Factually, Belizaire had arranged for his client to turn himself in to authorities, but the client did not appear to surrender at the scheduled time. The defendant, who was accused of several crimes including first degree sexual assault, was later apprehended at an airport attempting to travel to Jamaica. Following the defendant’s arrest, prosecutors served Belizaire with a subpoena for documents, including communications with his client and any third parties regarding the voluntary surrender, and sought to compel the attorney to turn over documents and testify against his client before a grand jury in relation to a fourth degree obstruction by flight. Belizaire refused, consistent with his legal and ethical obligations to his client, and retained counsel to fight the subpoena.
The State’s case was originally rejected by Judge Foti on August 15, 2019. Relying upon RPC 3.8(e), Judge Foti held that there were feasible alternative means for the State to acquire the sought-after information that must be pursued before it could subpoena a defendant’s former lawyer. Judge Foti concluded that the State possessed a pool of potential investigative leads, and needed to make reasonable efforts to exploit those leads before it was entitled to Belizaire’s testimony. Judge Foti denied the State’s Motion to Enforce the Grand Jury subpoena.
“Judge Foti was able to see through the State’s arguments, and unequivocally reinforced the critical importance of the lawyer client relationship,” said McGuire. “Prosecutors are vested with a great deal of discretion in conducting investigations and presenting evidence to grand juries, but that discretion is not without its limits. Judge Foti appropriately exercised her supervisory authority and held the State to its ethical obligations under RPC 3.8(e).”
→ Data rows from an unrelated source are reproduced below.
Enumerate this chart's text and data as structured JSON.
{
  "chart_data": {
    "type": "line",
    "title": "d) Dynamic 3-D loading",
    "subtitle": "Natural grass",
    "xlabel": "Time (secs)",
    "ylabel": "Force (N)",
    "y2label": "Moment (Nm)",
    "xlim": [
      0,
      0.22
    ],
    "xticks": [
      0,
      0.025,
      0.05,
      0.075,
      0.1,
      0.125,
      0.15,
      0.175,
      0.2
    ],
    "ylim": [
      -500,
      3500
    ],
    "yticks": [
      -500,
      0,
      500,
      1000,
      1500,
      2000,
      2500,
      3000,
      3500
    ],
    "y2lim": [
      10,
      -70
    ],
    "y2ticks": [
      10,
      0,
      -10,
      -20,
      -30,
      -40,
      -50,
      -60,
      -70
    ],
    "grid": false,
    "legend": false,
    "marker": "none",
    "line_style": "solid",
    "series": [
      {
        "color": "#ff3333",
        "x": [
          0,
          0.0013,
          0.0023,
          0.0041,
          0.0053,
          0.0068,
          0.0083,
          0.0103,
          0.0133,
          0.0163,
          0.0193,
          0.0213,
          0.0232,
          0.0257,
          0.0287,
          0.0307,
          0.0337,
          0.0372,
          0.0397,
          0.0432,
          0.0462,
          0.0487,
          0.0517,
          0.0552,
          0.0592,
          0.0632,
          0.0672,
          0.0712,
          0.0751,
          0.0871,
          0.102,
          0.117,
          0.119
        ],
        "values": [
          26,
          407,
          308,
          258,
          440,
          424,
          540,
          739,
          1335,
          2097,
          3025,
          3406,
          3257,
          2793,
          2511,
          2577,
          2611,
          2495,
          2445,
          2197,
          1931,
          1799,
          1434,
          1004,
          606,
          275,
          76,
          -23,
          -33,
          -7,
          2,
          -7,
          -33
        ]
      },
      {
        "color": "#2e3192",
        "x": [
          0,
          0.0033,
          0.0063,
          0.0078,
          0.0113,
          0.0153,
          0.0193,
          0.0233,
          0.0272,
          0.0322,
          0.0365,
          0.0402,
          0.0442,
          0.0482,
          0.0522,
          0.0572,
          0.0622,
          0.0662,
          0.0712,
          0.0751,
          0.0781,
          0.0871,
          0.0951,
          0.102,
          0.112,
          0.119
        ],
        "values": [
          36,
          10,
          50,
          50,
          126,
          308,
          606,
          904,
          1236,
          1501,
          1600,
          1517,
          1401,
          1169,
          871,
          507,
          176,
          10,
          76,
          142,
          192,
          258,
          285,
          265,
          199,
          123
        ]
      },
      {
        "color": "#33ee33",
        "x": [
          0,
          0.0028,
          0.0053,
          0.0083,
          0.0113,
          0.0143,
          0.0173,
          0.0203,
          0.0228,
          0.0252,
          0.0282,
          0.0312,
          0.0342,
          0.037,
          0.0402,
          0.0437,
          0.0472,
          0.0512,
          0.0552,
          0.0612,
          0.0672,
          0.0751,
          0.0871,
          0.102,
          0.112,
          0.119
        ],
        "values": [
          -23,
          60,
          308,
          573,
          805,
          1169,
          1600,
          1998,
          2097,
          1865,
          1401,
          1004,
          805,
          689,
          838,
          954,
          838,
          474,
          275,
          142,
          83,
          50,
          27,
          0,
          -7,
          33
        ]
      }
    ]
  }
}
On September 4, 2019, the State filed a Motion for Reconsideration, as well as a Motion to Enforce a second Grand Jury subpoena issued to Belizaire on Sept. 3, 2019. Defense counsel, as well as Pashman Stein as amicus, argued that the State did not meet its burden for reconsideration, and failed to demonstrate that there were no other feasible alternative means to obtain the information sought in the State’s latest subpoena to Belizaire. The court entered its Order on October 4, 2019, denying the State’s motions.